4. Resistance to Change:
Implementing a skills taxonomy may require changes in the organisation’s processes, systems, and mindsets. Some employees or stakeholders may resist these changes due to fear of the unknown, perceived challenges in adopting new practices, or concerns about the impact on their roles or responsibilities. Organisations need to proactively manage change and communicate the benefits and rationale of skills taxonomy implementation to gain buy-in and support from employees and stakeholders.
5.Data Availability and Quality:
Skills taxonomy relies on accurate and up-to-date data on skills possessed by employees. However, organisations may face challenges accessing reliable data on skills, as skills can be subjective, difficult to measure, or not systematically captured in existing HR systems. Ensuring data availability and quality can be a challenge in implementing skills taxonomy, and organisations may need to invest in data collection, validation, and management processes to ensure the accuracy and reliability of skills data.
6. Integration with HR and Talent Management Processes:
Skills taxonomy needs to be integrated into HR and talent management processes, such as talent acquisition, performance management, learning and development, and succession planning, to be effective. However, integrating skills taxonomy into existing processes and systems may require changes in workflows, technology integrations, and employee assessments. Organisations need to carefully plan and execute the integration process to ensure smooth adoption and utilisation of skills taxonomy in HR and talent management practices.
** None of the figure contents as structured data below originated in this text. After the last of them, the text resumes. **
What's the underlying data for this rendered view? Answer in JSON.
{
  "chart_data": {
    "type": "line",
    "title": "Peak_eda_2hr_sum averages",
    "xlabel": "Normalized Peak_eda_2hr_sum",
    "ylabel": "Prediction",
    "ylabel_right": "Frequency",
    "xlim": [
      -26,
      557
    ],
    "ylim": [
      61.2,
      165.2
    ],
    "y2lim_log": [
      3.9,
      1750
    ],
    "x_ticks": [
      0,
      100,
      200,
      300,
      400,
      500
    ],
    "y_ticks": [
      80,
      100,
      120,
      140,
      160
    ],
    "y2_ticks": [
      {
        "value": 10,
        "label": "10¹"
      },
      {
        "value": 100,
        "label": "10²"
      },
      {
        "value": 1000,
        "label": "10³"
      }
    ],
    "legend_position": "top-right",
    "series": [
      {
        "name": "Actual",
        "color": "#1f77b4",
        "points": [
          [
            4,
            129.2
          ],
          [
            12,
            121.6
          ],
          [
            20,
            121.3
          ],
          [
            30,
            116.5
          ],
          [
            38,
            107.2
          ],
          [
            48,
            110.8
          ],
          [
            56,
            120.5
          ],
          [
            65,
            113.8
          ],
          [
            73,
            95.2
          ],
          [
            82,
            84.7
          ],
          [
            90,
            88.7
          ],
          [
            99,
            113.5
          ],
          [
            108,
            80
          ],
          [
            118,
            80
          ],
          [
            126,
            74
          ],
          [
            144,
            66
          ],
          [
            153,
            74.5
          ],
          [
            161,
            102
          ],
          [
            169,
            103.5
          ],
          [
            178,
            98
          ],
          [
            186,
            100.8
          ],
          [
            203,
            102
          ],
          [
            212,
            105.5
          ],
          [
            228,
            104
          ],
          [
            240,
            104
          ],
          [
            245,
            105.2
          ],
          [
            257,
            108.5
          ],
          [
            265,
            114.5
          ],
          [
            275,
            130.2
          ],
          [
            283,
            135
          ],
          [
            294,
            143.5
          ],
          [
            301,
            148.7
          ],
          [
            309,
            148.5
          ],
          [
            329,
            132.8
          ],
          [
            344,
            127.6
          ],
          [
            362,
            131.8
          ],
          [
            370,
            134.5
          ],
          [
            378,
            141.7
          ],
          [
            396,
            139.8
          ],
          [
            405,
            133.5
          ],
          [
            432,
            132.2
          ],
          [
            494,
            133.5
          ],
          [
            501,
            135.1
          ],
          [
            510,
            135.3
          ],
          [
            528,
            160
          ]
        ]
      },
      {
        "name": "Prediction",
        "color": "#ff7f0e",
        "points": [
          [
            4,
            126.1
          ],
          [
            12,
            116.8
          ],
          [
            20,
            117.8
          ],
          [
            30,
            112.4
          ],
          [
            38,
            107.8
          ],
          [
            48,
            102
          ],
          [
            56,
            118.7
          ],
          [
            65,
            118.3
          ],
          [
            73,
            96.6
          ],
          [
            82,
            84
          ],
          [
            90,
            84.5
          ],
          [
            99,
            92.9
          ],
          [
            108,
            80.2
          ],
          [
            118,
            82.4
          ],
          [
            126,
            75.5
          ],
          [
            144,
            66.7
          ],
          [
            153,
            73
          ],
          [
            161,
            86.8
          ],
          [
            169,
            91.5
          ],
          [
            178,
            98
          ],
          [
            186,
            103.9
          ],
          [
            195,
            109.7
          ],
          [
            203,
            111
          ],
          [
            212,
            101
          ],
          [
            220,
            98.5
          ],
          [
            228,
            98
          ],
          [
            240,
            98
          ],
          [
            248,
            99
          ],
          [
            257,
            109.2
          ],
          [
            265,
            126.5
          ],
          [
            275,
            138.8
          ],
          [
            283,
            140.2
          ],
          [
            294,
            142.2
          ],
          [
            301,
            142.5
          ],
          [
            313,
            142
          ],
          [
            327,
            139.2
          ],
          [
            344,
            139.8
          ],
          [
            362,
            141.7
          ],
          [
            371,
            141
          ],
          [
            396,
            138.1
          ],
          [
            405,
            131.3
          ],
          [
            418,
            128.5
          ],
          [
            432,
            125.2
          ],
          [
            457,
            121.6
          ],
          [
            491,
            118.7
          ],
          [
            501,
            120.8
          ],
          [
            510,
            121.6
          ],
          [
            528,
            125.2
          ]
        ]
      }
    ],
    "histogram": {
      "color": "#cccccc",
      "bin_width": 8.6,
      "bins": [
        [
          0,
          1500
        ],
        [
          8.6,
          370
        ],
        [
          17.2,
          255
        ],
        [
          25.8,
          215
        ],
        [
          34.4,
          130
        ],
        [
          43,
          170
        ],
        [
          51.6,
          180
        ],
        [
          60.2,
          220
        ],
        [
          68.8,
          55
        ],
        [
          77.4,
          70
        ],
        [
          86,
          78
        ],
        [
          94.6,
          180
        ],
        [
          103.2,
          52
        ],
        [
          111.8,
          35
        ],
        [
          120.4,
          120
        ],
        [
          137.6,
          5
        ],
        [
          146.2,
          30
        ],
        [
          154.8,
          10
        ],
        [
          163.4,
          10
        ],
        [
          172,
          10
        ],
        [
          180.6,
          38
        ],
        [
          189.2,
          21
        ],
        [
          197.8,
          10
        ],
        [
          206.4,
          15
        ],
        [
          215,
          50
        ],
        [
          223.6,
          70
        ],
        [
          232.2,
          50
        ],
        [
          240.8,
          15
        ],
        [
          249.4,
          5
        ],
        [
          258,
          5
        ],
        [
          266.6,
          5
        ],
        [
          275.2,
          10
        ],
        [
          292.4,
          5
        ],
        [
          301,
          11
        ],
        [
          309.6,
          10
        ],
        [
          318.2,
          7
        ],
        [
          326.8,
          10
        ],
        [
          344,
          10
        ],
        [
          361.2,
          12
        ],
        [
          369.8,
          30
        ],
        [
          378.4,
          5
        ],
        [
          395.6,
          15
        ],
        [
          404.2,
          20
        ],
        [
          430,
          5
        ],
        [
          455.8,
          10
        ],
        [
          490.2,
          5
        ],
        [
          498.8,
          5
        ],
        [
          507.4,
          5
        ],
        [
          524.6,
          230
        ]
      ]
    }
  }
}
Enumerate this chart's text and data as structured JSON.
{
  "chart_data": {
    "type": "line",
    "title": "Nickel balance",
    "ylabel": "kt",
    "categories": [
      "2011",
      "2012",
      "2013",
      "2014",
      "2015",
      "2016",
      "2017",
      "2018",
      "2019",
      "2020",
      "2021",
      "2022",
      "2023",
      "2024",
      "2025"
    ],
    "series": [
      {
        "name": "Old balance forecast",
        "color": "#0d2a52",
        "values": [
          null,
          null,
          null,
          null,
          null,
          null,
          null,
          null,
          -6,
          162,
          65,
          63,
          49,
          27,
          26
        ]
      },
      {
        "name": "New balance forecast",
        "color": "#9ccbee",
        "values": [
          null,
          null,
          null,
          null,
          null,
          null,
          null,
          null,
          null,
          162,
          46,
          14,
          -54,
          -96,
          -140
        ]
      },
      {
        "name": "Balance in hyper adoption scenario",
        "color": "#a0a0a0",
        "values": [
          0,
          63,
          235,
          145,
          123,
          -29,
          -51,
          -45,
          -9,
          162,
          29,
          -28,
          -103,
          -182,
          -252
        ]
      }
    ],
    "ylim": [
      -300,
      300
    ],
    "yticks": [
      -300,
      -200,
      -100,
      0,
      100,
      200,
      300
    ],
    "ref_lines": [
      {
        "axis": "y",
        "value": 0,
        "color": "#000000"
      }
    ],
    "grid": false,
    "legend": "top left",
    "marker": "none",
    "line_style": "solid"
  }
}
7. Employee Awareness and Adoption:
Employees need to be aware of the skills taxonomy and understand how to use it for their career development. Organisations need to provide employees training, resources, and guidance on navigating and utilising the skills taxonomy to identify skill gaps, set career goals, and plan their professional growth. Employee adoption and engagement with the skills taxonomy can be challenging, and organisations must invest in communication, education, and support to drive employee awareness and adoption.
Frequently Asked Questions
1. What is the purpose of a skills taxonomy?
The purpose of a skills taxonomy is to provide a comprehensive and structured approach to identifying and categorising skills and competencies required for success in the workplace.
2. How do you create a skills taxonomy?
Creating a skills taxonomy involves several key steps, including identifying the skills and competencies required for success in each role, categorising those skills into broader categories, creating detailed descriptions of each skill, and developing a method for assessing the proficiency of employees in each skill.
3. How do you use a skills taxonomy in the workplace?
A skills taxonomy can be used in a variety of ways in the workplace, including aligning employee development goals with organisational goals, providing employees with regular feedback on their progress, creating personalised learning paths, enhancing recruitment and talent acquisition efforts, and identifying skills gaps that need to be addressed through training or other development initiatives.
In conclusion, a skills taxonomy is a hierarchical organisation of skills that allows for a clearer understanding of the skills required for a specific job or industry.
Having a skills taxonomy helps companies in several ways, including improving job descriptions, creating better training programs, and facilitating better communication between employees and management.
By understanding the skills required for a job, organisations can improve their ability to attract, develop, and retain talent. Investing in a skills taxonomy can lead to a more efficient and effective workforce, increased employee satisfaction and retention and ultimately, a competitive edge in the market.